If you have an electric or electro-acoustic guitar, connecting it to your devices microphone input will give the best results. Otherwise try to minimise background noise that could confuse the tuner.
The guitar is always tuned using an equal temperament scale due to the fixed position of the frets on the instrument. This is similar to the way a piano or organ must be tuned.
The equal temperament scale is a chromatic tuning used widely in western music. It provides a compromise between perfect intervals and a range of notes whose frequencies are close to perfect intervals but far more practical when playing a musical tune of more than a few key progressions with an ensemble of instruments.
Perfect intervals can be produced by singers or players of none fretted or stopped instruments for a given key. The frequencies in perfect intervals are related by whole numbers and produce no dissonance, physically there are no beats in the wave form, giving a very pure sound. The perfect interval is often described as feeling fully resolved. The chromatic tuning contains more imperfect intervals which give the music a more tense feeling requiring the melody to move towards perfect intervals to relieve tension in the listeners mind.
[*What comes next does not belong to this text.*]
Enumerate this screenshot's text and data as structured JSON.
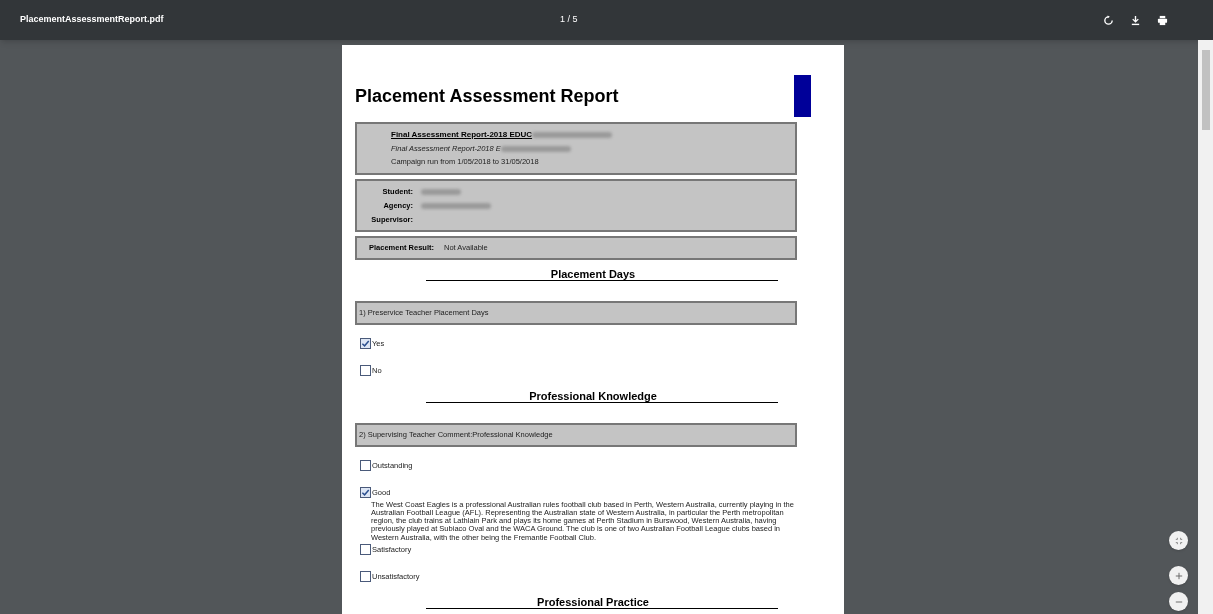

The equal temperament scale of this tuner is calibrated such that the note A4 is at a frequency of 440 Hz (Hertz). This is the ISO standard for this musical note.
The algorithm takes a sample of audio from your microphone. It then analyses the sample using Fourier analysis on your device to determine its fundamental frequency. The frequency is used to pick the string being tuned by comparing it to a precomputed equal temperament scale of frequencies.
The difference between the detected frequency and the pre computed table frequency is used to provide the real time advice on how to tighten and slacken the string.
A volume unit (VU) meter is displayed so you can see how loud the signal to the tuner is. A louder signal will give a more accurate result as the ratio of the signal to background noise will be higher.